For that reason alone, if not for the myriad others – such as its own leadership’s inclination towards and support for its own version of terrorism – it is impossible for any responsible leader in the region to consider the creation of a Palestinian State any time soon.
In the words of the Israeli prime minister regarding the calamitous instability in the region and its impact on whether there should be a Palestinian state anytime soon: “Therefore, there will not be any withdrawals or concessions. The matter is simply irrelevant.”
Whether Netanyahu’s hand was forced because of the pressure placed on him by the Religious Zionist party Bayit Yehudi which consistently states it will not hand over any territory to the Arabs, or because a right-wing member of his own Likud party got the ball rolling, the end result is the same.
The cat is back in the bag, the Two State “Solution” is now clearly only a solution for ending Israel, and enslaving even the Palestinian Arabs themselves. For the safety of all those living in the land south of Lebanon, west of Syria and Jordan and north of Egypt, the only way to prevent ISIS and its fellow barbarous murderers is for Israel to remain in control of all the borders.
The Israeli prime minister began his most recent iteration in his leadership role with a earth-shattering speech at Bar Ilan University. Netanyahu invoked the “Two State” mantra as if it were within reach.
In that 2009 speech at Bar-Ilan, Netanyahu said he would recognize a Palestinian State “if we get a guarantee of demilitarization, and if the Palestinians recognize Israel as the Jewish state.” He said, if that were to happen, “we are ready to agree to a real peace agreement, a demilitarized Palestinian state side by side with the Jewish state.”
Even after the recent Gaza wars and bruising condemnations of Israeli self-defense by much of the international community, Netanyahu continued speaking, at least in public, of working with the Palestinian Arab leadership towards a result they claim (an idea that much of the international community was pushing very hard) they want: a Palestinian State.
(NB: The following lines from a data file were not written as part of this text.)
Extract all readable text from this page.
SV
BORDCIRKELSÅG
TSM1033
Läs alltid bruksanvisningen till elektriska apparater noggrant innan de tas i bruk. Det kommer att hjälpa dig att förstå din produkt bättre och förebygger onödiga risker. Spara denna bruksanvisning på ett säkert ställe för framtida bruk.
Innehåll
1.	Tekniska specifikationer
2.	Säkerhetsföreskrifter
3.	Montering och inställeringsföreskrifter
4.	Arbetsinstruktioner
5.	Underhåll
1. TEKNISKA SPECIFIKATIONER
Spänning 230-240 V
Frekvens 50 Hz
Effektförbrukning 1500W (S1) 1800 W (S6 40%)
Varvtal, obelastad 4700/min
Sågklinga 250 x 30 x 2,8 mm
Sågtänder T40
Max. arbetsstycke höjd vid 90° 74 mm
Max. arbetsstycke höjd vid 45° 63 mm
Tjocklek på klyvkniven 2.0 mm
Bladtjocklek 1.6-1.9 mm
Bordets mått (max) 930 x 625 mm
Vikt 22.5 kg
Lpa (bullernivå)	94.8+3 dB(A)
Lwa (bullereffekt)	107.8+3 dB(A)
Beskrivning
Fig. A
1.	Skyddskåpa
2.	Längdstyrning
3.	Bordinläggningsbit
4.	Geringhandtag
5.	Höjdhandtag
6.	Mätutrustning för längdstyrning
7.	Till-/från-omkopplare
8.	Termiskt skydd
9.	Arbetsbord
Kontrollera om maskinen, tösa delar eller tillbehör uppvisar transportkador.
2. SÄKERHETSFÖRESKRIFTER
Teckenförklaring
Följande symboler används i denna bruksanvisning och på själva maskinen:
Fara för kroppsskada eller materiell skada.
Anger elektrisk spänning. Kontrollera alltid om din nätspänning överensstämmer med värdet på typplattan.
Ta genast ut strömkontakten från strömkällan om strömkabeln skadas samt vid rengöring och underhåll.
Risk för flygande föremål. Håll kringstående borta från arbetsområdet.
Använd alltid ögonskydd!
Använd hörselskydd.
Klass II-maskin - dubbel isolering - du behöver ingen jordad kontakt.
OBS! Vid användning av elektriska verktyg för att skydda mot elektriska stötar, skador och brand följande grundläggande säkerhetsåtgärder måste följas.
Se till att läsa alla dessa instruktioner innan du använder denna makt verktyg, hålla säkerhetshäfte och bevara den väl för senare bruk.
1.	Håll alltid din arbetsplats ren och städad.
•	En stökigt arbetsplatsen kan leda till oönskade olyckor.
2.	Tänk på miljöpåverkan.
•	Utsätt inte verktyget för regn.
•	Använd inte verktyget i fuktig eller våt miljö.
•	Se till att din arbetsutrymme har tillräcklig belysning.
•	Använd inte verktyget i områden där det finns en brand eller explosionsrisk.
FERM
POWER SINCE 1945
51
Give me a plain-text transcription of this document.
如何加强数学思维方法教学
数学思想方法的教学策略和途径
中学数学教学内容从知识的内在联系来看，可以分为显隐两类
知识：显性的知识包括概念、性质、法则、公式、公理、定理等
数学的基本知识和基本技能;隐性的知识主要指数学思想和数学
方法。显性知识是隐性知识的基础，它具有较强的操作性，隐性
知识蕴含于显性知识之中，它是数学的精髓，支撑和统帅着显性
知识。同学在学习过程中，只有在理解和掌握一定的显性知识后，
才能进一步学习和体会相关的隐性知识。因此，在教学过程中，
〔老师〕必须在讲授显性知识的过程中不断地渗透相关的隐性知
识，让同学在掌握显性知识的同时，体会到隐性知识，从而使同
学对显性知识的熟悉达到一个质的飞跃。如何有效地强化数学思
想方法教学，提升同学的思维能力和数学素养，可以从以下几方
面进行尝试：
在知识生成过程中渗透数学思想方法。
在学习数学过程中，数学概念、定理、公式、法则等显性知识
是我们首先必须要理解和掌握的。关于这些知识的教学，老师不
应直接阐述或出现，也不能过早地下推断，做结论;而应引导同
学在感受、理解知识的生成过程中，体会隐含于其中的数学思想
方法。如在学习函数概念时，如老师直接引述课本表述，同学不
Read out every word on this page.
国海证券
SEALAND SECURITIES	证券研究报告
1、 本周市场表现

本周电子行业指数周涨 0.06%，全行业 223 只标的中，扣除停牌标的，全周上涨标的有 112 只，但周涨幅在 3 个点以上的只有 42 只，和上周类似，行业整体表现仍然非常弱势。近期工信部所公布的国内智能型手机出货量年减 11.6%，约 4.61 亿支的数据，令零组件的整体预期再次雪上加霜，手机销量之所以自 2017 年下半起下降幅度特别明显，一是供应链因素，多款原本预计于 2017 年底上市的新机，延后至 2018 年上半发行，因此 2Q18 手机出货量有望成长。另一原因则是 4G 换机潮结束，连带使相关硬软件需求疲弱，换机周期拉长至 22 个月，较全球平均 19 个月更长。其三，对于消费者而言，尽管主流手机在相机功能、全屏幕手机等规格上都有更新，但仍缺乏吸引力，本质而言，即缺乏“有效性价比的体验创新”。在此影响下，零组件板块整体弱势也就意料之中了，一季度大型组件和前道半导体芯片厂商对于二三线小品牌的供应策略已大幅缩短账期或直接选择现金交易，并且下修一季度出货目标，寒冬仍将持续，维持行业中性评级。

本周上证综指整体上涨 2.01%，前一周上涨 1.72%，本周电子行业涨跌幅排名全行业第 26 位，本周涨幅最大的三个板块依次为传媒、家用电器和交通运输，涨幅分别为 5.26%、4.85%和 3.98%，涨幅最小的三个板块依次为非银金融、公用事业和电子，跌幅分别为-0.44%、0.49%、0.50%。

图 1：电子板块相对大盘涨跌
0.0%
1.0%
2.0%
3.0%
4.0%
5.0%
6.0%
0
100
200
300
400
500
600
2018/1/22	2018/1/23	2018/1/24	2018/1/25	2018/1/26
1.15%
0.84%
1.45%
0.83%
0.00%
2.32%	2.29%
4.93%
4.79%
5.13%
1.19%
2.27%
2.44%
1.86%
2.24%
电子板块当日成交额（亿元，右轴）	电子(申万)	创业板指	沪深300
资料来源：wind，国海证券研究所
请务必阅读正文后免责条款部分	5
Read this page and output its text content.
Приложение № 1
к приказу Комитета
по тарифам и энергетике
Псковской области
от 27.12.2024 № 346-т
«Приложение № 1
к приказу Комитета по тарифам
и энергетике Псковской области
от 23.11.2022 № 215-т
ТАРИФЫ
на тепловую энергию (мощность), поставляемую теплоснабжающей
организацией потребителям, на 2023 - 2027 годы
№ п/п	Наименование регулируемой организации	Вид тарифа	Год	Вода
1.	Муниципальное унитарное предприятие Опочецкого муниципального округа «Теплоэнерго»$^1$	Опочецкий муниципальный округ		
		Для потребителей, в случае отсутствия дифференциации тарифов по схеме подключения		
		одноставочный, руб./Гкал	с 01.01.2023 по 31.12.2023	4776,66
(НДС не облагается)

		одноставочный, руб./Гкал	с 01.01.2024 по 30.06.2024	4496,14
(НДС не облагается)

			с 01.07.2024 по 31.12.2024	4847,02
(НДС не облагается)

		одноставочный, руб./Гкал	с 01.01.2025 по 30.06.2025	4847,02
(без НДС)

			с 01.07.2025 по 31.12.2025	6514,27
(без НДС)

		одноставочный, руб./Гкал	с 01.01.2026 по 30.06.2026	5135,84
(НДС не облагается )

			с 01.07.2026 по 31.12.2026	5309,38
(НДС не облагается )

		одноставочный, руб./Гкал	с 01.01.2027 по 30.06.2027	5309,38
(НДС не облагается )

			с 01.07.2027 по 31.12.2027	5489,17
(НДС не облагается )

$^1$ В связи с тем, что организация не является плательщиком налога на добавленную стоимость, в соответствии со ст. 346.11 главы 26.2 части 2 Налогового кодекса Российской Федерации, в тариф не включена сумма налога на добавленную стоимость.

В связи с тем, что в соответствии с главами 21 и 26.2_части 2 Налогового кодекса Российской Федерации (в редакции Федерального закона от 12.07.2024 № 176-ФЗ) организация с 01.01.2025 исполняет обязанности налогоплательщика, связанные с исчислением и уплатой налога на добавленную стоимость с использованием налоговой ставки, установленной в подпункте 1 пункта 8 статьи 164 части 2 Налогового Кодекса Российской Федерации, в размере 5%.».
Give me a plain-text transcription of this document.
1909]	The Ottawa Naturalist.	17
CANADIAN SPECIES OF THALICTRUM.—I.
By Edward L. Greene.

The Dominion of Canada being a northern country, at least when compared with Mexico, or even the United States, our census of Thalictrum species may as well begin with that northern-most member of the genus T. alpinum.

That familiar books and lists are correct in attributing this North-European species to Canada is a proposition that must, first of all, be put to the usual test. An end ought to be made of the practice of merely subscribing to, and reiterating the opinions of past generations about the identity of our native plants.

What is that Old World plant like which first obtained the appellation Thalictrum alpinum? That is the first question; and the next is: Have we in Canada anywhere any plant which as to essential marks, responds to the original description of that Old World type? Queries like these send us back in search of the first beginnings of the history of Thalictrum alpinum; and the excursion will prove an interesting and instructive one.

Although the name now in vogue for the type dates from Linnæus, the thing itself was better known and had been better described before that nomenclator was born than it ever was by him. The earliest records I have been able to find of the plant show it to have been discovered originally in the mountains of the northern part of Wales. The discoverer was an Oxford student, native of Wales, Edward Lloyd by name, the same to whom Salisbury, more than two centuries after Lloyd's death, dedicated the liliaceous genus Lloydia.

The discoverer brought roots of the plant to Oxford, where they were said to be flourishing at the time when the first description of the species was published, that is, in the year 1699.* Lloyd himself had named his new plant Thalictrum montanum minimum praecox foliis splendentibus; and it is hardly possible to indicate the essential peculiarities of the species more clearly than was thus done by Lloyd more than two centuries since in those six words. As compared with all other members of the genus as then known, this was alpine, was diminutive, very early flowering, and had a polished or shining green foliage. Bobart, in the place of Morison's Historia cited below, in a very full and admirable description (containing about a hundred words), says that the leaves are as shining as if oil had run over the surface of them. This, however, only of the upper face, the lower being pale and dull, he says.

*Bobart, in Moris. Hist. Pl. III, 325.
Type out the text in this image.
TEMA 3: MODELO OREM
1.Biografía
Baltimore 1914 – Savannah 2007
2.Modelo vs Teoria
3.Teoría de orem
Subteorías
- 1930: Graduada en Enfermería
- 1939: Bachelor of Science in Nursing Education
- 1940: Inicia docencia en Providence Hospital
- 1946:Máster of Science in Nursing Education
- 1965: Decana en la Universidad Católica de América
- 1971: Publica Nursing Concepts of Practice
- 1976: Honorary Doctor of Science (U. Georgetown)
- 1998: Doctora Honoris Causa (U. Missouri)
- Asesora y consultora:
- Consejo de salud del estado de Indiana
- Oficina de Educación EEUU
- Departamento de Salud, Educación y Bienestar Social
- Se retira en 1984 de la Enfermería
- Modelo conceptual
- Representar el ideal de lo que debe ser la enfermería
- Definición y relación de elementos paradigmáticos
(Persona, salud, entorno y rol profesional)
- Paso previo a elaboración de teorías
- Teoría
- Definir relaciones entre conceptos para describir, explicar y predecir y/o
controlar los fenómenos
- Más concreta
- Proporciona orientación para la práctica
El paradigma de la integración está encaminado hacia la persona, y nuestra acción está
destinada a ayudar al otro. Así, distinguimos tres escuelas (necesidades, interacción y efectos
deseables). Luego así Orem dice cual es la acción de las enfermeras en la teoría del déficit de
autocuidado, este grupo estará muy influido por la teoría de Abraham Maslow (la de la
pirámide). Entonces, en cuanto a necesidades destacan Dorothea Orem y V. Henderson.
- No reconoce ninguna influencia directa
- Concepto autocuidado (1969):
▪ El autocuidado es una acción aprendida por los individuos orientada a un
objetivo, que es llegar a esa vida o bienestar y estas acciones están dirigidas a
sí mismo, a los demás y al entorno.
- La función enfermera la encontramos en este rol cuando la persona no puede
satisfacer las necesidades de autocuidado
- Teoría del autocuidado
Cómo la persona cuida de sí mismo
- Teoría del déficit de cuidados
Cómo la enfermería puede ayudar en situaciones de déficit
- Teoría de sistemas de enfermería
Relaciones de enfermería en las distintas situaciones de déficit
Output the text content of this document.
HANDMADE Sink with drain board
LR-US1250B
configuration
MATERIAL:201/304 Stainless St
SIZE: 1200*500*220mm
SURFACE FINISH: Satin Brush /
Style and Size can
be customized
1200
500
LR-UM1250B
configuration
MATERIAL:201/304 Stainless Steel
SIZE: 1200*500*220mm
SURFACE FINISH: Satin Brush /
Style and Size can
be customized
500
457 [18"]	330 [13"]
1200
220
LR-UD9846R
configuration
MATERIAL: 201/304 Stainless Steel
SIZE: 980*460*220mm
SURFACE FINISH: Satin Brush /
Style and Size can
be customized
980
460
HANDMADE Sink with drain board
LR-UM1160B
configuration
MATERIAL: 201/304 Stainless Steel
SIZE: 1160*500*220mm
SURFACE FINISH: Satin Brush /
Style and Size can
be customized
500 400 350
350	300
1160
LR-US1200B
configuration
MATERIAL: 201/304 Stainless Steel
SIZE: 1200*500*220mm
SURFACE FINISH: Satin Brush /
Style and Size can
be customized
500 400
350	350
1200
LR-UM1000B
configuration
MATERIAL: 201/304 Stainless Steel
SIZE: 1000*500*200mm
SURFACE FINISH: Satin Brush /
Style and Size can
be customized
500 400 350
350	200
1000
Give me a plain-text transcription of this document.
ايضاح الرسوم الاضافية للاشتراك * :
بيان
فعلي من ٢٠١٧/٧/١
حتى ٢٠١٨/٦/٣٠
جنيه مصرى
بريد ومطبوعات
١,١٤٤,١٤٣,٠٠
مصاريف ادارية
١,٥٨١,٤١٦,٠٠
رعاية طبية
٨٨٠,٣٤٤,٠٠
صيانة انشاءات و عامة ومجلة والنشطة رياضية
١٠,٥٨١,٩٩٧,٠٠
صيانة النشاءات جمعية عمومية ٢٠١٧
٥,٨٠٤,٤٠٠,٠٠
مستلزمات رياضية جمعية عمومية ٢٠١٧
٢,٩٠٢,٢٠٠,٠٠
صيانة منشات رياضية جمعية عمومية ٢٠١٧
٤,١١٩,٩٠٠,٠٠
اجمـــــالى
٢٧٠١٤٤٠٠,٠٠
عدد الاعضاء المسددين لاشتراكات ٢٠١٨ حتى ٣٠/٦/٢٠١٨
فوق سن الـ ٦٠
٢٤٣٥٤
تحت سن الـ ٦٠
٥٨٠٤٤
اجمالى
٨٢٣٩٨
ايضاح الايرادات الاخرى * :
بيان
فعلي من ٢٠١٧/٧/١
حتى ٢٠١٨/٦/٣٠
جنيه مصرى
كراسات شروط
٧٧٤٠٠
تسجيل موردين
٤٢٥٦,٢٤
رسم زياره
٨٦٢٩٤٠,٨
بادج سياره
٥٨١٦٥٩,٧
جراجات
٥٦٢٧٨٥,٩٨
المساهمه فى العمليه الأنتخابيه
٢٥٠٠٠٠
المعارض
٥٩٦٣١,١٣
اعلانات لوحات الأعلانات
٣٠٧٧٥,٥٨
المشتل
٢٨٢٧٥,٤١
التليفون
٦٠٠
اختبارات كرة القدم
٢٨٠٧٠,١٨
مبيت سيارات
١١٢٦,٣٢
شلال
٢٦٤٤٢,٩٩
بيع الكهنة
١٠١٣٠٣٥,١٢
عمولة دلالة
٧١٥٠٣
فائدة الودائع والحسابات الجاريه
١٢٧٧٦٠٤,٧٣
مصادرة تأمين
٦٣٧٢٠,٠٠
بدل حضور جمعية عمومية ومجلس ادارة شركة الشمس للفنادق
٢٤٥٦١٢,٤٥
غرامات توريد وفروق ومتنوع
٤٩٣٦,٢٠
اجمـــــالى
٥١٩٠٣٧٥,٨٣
Perhaps Netanyahu and his advisers believed that Israeli security is so strong it could even survive the birth of a tiny terror state of Palestine (Palistan?). But inviting ISIS into its own neural network? That would make the recent machete, hammer and automobile terrorism by local Palestinian Arab terrorists look like mere schoolyard spitting contests.
Netanyahu’s statement shutting the door on Palestinian statehood came on Sunday, March 8. It came in response to a question about a position taken by the Likud party’s answer to a small Israeli paper’s campaign question.
As Lahav Harkov reported in the Jerusalem Post on Sunday, “The article claimed that the Likud’s answer to a question as to its leader’s position on Palestinian statehood was: “The prime minister told the public that the Bar-Ilan speech [in which he advocated a demilitarized Palestinian state] is canceled.”
According to Harkov, a Likud spokesperson said party member MK Tzipi Hotovely provided the answer and it was her personal position. But regardless of whose language appeared in the campaign response, Netanyahu later made it clear he would not allow ISIS to fill the vacuum created by a weak Palestinian State.